How Obama's Vietnam Visit Became About China
China feels targeted after Obama lifted the arms embargo on Vietnam.
— -- President Obama and Secretary of State John Kerry are in Vietnam this week for a trip the White House says is aimed at rebalancing its interests in the Asia-Pacific region and expanding revitalized commercial relations with the country. But just as soon as the president made good on that and announced he would lift a decades-long arms embargo, heads in the region turned ... and China called foul.
The White House says its decision to give Vietnam access to the power of U.S.-made weapons systems is in no way influenced by China, but the regional powerhouse sees things very differently. Today, an op-ed in China's Global Times called that denial a "very poor lie," adding that the White House feels an urgent need to contain China.
To understand how the president's trip has angered China and what each side is saying, it's important to understand the tense regional security environment the president has entered.
Struggle for the South China Sea
The entirety of Vietnam's coastline abuts the South China Sea -- 14 million square miles of resource-rich ocean and strategic passageways that have become, in recent years, subject of a tense territorial dispute.
China claims the entirety of the sea, which U.S. observers say defies the basic principle of the Law of the Sea by basing its claim on arbitrary lines, rather than proximity to land features.
More importantly, the U.S. has grown increasingly concerned about China's rush to claim and militarize uninhabited islands that will greatly enhance its ability to enforce those claims and control the waterways. For months now, the U.S. has been risking confrontation by sailing U.S. naval vessels and flying military aircraft closer to those islands, seen by some as a gesture of protest and defiance.
And now, China sees the visit to Vietnam as another step in that encroachment.
It's About Us, China Says
A day after announcing that he would lift the weapons embargo, Obama drew applause in Hanoi when talking about the country's disputes with China and saying that "big nations should not bully smaller ones."
Though Obama didn't mention China by name, the implication was clear. That same morning, editors for the Global Times penned the editorial calling the president's denials about the arms embargo being aimed at China "a very poor lie," saying it is "exacerbating the strategic antagonism between Washington and Beijing."
The paper went on to claim that the U.S. "is taking advantage of Vietnam to stir up more troubles in the South China Sea."
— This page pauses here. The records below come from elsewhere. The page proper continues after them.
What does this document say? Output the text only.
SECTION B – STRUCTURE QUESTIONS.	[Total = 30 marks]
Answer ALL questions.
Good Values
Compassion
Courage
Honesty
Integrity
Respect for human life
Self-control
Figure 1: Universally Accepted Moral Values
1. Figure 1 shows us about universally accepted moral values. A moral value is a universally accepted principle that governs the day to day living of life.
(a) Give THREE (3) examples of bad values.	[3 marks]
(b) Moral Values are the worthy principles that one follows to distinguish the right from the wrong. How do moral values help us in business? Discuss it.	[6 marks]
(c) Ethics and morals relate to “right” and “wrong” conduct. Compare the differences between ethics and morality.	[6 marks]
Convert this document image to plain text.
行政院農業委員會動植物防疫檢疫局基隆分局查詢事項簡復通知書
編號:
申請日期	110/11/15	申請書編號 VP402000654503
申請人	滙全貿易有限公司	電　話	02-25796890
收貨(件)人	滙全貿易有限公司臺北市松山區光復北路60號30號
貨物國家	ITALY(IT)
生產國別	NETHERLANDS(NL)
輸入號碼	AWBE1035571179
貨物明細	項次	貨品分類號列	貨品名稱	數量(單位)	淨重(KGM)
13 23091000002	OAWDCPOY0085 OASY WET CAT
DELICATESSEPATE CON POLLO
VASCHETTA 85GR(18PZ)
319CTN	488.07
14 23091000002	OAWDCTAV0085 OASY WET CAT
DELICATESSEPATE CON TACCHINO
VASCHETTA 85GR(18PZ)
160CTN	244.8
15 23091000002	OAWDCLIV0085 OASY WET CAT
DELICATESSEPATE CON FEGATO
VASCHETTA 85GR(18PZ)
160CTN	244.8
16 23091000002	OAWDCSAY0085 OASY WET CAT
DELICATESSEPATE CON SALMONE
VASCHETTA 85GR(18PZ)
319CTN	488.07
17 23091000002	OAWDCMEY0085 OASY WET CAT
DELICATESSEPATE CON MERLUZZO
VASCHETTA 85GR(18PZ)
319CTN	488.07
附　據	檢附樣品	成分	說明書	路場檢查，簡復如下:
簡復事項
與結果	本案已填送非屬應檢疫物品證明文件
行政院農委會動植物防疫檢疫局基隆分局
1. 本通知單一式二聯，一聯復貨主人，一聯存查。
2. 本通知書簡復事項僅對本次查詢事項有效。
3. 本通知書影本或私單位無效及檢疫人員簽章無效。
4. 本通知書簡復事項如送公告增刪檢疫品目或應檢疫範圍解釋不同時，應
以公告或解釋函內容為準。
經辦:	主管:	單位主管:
U.S.: This Is Nothing out of the Ordinary
Meanwhile, Secretary Kerry spent his morning making the case to White House reporters the lifted arms embargo is not related to China's assertions in the South China Sea.
"This is not about China," Kerry said. "Nothing that we did here or are doing here is focused on China.... Nothing we’ve done here is out of the ordinary.
"We’ve lifted an embargo which was out of the ordinary," he emphasized.
Kerry claimed the U.S. isn't taking sides in the territorial disputes and only wants to urge that China resolve its disputes peacefully.
"We’re not saying China is wrong in its claims. We’re simply saying, 'Resolve it peacefully, resolve it through a rules-based structure,'" he said. "I hope China will read this correctly. Because our hope is for normal respect for maritime law and for the relationships that are so key in this region."
Nevertheless, warming relations with Vietnam could eventually lead to reopening U.S. naval access to one of the most critical ports on Vietnam's coast: Cam Ranh Bay. The U.S. Navy hasn't been allowed regular entry since it used it as a base during the war, and in 2012, President Obama was the first to send a U.S. defense secretary there in nearly 50 years. That port is Vietnam's nearest point to the contested islands.